Some of that financing was for subway cars. Every time I get on the subway, I think about that. I’ve seen the city rebound. That gave me confidence, even through the depth of the COVID-19 crisis, that the city will bounce back.
“I consider it a privilege and a responsibility to be working on behalf of the teachers. You are using your talents and skill set to fund pensions for people who have made tremendous contributions to society.”
In 1997, I shifted from investment banking to the asset management side of the business. My clients were global institutional investors. I was lucky enough to work with teachers’ pension funds. I considered it a privilege and a responsibility to be working on behalf of the teachers. It was not just a paycheck. I was using my talents and skills to fund pensions for people who have made tremendous contributions to society.

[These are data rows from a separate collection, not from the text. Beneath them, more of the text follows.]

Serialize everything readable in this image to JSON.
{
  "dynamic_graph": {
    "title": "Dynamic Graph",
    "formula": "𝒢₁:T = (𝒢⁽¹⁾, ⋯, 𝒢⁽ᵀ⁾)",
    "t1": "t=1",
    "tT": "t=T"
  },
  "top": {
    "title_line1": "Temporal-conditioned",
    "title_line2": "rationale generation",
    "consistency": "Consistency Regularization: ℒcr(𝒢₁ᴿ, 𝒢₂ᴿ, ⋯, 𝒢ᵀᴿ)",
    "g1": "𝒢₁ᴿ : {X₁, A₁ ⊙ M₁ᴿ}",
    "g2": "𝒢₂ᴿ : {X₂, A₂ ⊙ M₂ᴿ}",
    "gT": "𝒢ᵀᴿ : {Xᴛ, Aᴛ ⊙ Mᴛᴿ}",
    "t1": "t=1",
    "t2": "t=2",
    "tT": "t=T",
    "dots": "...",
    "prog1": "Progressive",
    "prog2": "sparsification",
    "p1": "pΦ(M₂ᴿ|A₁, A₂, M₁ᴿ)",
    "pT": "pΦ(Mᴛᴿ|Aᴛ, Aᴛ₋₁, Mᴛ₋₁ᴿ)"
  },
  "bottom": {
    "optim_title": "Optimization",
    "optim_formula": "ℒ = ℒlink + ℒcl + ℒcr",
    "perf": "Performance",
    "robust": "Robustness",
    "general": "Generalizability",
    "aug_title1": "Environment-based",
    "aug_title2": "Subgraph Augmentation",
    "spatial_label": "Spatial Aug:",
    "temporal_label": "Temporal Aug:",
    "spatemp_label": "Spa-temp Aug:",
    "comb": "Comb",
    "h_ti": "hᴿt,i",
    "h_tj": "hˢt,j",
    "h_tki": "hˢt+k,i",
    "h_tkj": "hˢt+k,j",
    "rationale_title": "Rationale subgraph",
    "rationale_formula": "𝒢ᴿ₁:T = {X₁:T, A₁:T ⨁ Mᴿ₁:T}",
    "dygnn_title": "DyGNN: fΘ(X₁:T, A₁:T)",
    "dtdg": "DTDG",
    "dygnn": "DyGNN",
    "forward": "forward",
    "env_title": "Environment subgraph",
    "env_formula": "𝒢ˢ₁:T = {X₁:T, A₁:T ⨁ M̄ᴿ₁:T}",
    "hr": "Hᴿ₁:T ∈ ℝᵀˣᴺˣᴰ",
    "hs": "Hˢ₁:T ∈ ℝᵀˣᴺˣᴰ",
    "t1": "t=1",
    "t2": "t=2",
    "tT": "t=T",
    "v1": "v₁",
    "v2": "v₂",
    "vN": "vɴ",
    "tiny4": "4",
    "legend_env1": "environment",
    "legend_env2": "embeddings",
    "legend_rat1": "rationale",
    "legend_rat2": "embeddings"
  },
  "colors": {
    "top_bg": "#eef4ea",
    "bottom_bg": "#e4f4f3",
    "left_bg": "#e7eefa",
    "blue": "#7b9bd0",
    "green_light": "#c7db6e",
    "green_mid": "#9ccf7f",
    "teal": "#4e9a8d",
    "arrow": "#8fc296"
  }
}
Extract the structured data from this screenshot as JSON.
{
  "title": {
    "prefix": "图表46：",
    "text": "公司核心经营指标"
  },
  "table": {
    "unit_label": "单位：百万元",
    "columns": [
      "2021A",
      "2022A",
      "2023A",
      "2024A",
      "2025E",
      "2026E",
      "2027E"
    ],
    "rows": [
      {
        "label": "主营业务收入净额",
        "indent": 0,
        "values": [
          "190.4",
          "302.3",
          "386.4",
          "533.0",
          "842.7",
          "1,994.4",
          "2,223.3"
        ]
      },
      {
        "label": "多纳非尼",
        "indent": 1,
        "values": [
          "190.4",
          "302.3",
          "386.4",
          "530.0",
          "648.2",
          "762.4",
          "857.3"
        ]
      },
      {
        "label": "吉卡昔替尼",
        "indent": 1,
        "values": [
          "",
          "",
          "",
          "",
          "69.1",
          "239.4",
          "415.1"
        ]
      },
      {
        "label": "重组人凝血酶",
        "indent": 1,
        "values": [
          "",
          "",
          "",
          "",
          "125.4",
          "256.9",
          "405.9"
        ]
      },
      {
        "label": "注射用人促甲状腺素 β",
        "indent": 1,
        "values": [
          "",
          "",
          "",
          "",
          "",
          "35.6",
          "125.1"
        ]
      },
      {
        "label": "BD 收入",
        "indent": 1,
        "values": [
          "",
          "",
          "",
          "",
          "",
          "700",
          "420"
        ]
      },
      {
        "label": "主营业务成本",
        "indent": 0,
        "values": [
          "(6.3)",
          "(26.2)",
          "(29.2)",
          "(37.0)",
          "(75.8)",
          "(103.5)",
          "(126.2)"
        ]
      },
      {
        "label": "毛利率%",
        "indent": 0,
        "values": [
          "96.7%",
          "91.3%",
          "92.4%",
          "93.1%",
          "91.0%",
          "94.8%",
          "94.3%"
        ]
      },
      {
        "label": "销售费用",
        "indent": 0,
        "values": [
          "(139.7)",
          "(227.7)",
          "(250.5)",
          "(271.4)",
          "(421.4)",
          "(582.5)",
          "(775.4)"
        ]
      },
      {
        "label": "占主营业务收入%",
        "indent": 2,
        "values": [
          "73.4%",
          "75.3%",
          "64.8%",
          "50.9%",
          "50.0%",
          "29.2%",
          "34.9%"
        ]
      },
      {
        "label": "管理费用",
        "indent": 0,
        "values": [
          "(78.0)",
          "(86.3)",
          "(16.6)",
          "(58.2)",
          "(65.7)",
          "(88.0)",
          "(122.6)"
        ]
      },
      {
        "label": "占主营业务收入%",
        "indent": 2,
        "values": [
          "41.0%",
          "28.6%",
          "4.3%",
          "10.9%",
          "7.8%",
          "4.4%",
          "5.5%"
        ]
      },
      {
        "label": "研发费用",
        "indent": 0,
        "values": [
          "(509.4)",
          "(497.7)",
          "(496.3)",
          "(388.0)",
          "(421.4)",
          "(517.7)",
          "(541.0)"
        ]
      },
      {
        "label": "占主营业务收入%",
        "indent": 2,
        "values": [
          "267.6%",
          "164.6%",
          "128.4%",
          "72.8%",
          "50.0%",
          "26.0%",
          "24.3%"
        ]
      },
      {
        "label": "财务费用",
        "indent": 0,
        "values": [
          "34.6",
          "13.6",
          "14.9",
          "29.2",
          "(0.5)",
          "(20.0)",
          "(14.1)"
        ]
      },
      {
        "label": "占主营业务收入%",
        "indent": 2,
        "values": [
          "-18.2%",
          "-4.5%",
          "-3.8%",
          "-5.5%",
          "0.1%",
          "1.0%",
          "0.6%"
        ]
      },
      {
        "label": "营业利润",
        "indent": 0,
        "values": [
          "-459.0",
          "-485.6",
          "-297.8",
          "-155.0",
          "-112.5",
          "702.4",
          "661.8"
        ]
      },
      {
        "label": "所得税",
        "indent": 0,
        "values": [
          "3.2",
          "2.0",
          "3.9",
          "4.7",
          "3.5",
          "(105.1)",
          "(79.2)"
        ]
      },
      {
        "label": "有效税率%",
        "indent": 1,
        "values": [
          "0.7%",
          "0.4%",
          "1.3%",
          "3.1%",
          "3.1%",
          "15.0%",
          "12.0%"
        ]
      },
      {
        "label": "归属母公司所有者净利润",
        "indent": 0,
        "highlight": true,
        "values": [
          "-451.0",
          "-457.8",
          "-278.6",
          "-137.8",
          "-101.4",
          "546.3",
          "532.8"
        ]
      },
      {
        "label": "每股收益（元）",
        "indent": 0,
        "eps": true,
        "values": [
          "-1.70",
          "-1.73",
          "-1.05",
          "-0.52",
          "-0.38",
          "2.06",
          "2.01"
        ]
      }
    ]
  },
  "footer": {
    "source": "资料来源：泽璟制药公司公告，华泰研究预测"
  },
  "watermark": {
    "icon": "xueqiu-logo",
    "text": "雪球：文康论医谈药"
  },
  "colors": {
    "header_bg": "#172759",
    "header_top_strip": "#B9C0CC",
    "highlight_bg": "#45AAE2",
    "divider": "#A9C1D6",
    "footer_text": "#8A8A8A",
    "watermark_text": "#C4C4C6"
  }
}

In my case, that includes aunts, uncles, and cousins, so it was always easy for me to remember who I was working for. I also thought it was important to instill that culturally into my organizations, so I strongly urged my staff to volunteer in schools and learn about the people behind the pensions. I always felt that being a bridge to different but similar worlds was something important that I could contribute. In my Horace Mann days, it was important for me to go to my friends’ houses. But it was also important for them to come to see my world. Having that understanding flow back and forth goes to the common good and to community.
It might seem strange: How does volunteering in schools change investing decisions? Well, in difficult moments, investment managers have to make difficult choices. I wanted those choices sharpened. If you have nothing to lose beyond an anonymous person’s money, you’ll go further out on the risk spectrum. Whereas if you’re more vested with your clients, capital preservation becomes a bigger factor.
I believe that approach made a difference for the clients as well. During the financial crisis, in late 2008, a convertible arbitrage manager whom we had seeded came to me with an investment opportunity. He had identified 30 bonds, all of poor credit quality, being thrown out with everything else because the market had tanked. We scrubbed the portfolio with him. Our work suggested the bonds were going to be paid back within two and a half years. But however much we believed in the investment, we had to recognize that, in the middle of a panic, it’s very hard for investors to lock up their capital.
We found a way to structure the transaction to make it comfortable for our clients, given all that was going on. We structured it so we only made our money when we returned their money and then only if they had a 20% return on capital. That’s unusual. We did it to demonstrate that we believed in the investment. Frankly, we also structured it with a higher incentive fee on the back end if we made them more than 50% return which of course they were pleased to give us. We, the investors and the investment managers, all made a ton of money.
I’m proud of the trust our clients showed in us in the midst of such extreme market turmoil. Because we had cultivated a wonderful relationship with our clients—teachers’ pension funds and university endowments—they understood our DNA and knew we had their best interest at heart. There is a satisfaction in knowing that over your career you have gained currency with investors who understand you and your values.